Es ist ein Schicksal, das betroffen macht: 1935 wurde Hermine Bauer aus Radolfzell wie viele andere Menschen zwangssterilisiert – weil das NS-Regime das mit dem „Gesetz zur Verhütung erbkranken Nachwuchses“ möglich gemacht, ja sogar gefordert hatte. Beschwerden und Wiedergutmachungsanträge waren umsonst.
Um an ihr Schicksal zu erinnern, wurde ihr Ende September ein Stolperstein in der Teggingerstraße gesetzt – an dem Radolfzeller Ort, an dem sie, abgesehen von vorübergehenden Aufenthalten in anderen Städten, seit ihrer Geburt im Jahr 1907 gemeinsam mit ihrer Schwester Paulina, auch Paula genannt, lebte.
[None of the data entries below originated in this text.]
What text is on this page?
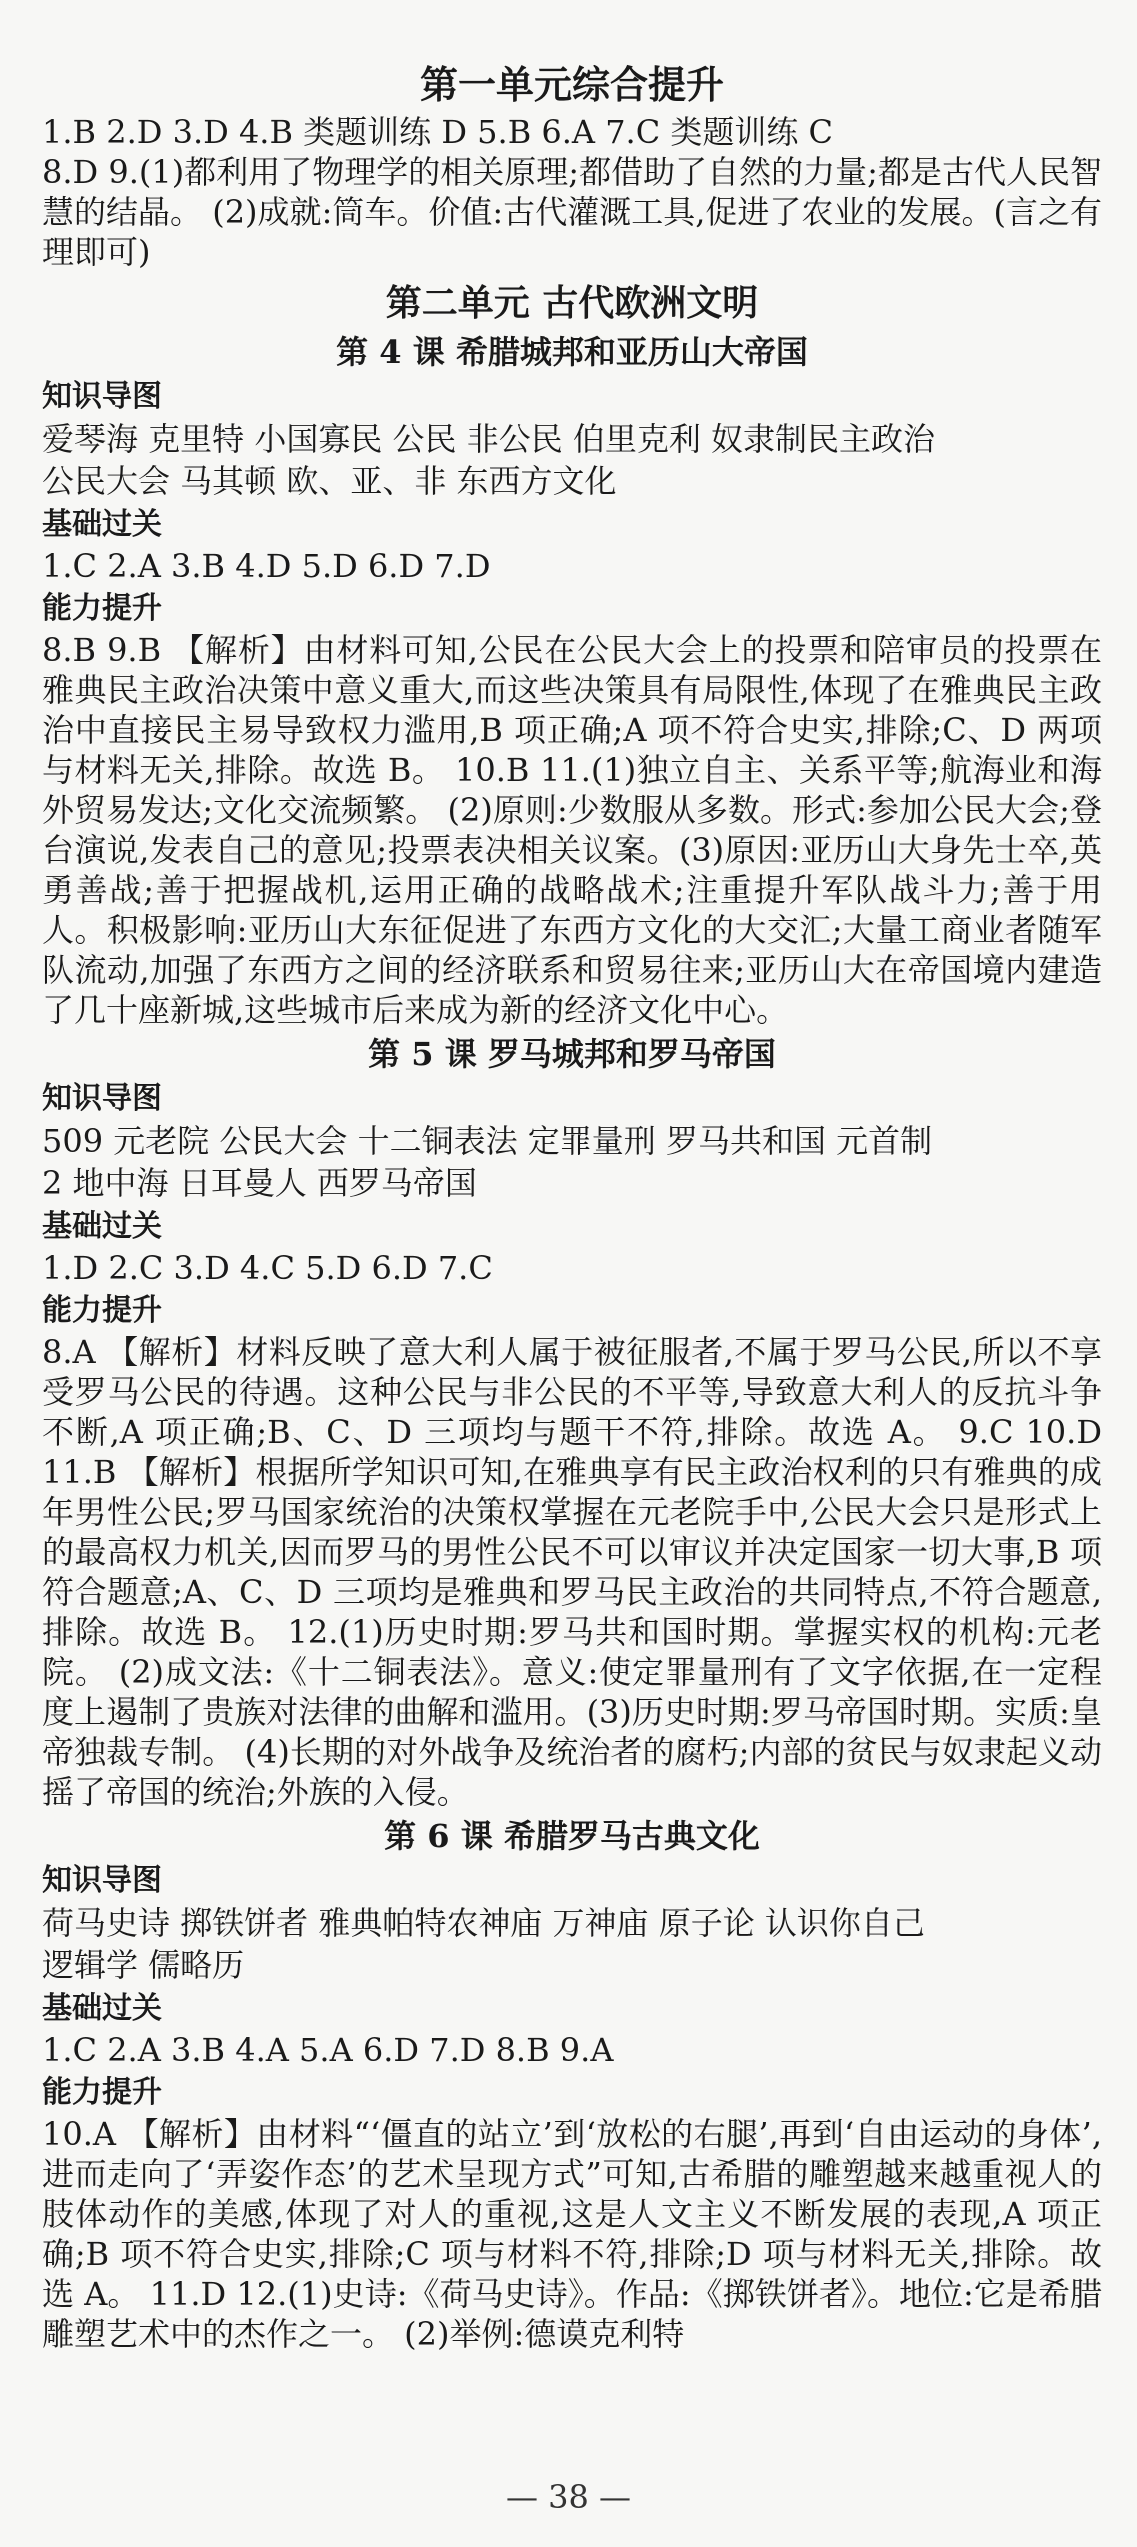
第一单元综合提升

1.B 2.D 3.D 4.B 类题训练 D 5.B 6.A 7.C 类题训练 C

8.D 9.(1)都利用了物理学的相关原理;都借助了自然的力量;都是古代人民智慧的结晶。 (2)成就:筒车。价值:古代灌溉工具,促进了农业的发展。(言之有理即可)

第二单元 古代欧洲文明
第 4 课 希腊城邦和亚历山大帝国
知识导图

爱琴海 克里特 小国寡民 公民 非公民 伯里克利 奴隶制民主政治

公民大会 马其顿 欧、亚、非 东西方文化

基础过关

1.C 2.A 3.B 4.D 5.D 6.D 7.D

能力提升

8.B 9.B 【解析】由材料可知,公民在公民大会上的投票和陪审员的投票在雅典民主政治决策中意义重大,而这些决策具有局限性,体现了在雅典民主政治中直接民主易导致权力滥用,B 项正确;A 项不符合史实,排除;C、D 两项与材料无关,排除。故选 B。 10.B 11.(1)独立自主、关系平等;航海业和海外贸易发达;文化交流频繁。 (2)原则:少数服从多数。形式:参加公民大会;登台演说,发表自己的意见;投票表决相关议案。(3)原因:亚历山大身先士卒,英勇善战;善于把握战机,运用正确的战略战术;注重提升军队战斗力;善于用人。积极影响:亚历山大东征促进了东西方文化的大交汇;大量工商业者随军队流动,加强了东西方之间的经济联系和贸易往来;亚历山大在帝国境内建造了几十座新城,这些城市后来成为新的经济文化中心。

第 5 课 罗马城邦和罗马帝国
知识导图

509 元老院 公民大会 十二铜表法 定罪量刑 罗马共和国 元首制

2 地中海 日耳曼人 西罗马帝国

基础过关

1.D 2.C 3.D 4.C 5.D 6.D 7.C

能力提升

8.A 【解析】材料反映了意大利人属于被征服者,不属于罗马公民,所以不享受罗马公民的待遇。这种公民与非公民的不平等,导致意大利人的反抗斗争不断,A 项正确;B、C、D 三项均与题干不符,排除。故选 A。 9.C 10.D 11.B 【解析】根据所学知识可知,在雅典享有民主政治权利的只有雅典的成年男性公民;罗马国家统治的决策权掌握在元老院手中,公民大会只是形式上的最高权力机关,因而罗马的男性公民不可以审议并决定国家一切大事,B 项符合题意;A、C、D 三项均是雅典和罗马民主政治的共同特点,不符合题意,排除。故选 B。 12.(1)历史时期:罗马共和国时期。掌握实权的机构:元老院。 (2)成文法:《十二铜表法》。意义:使定罪量刑有了文字依据,在一定程度上遏制了贵族对法律的曲解和滥用。(3)历史时期:罗马帝国时期。实质:皇帝独裁专制。 (4)长期的对外战争及统治者的腐朽;内部的贫民与奴隶起义动摇了帝国的统治;外族的入侵。

第 6 课 希腊罗马古典文化
知识导图

荷马史诗 掷铁饼者 雅典帕特农神庙 万神庙 原子论 认识你自己

逻辑学 儒略历

基础过关

1.C 2.A 3.B 4.A 5.A 6.D 7.D 8.B 9.A

能力提升

10.A 【解析】由材料“‘僵直的站立’到‘放松的右腿’,再到‘自由运动的身体’,进而走向了‘弄姿作态’的艺术呈现方式”可知,古希腊的雕塑越来越重视人的肢体动作的美感,体现了对人的重视,这是人文主义不断发展的表现,A 项正确;B 项不符合史实,排除;C 项与材料不符,排除;D 项与材料无关,排除。故选 A。 11.D 12.(1)史诗:《荷马史诗》。作品:《掷铁饼者》。地位:它是希腊雕塑艺术中的杰作之一。 (2)举例:德谟克利特

— 38 —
Ihre Geschichte wurde von Alfred Heim von der Stolperstein-Initiative anhand von Dokumenten aus dem Stadtarchiv Radolfzell, dem Erbgesundheitsgericht beim Amtsgericht Konstanz, dem Stadtarchiv Konstanz, dem Staatsarchiv Freiburg sowie ihrer Geburtsurkunde rekonstruiert.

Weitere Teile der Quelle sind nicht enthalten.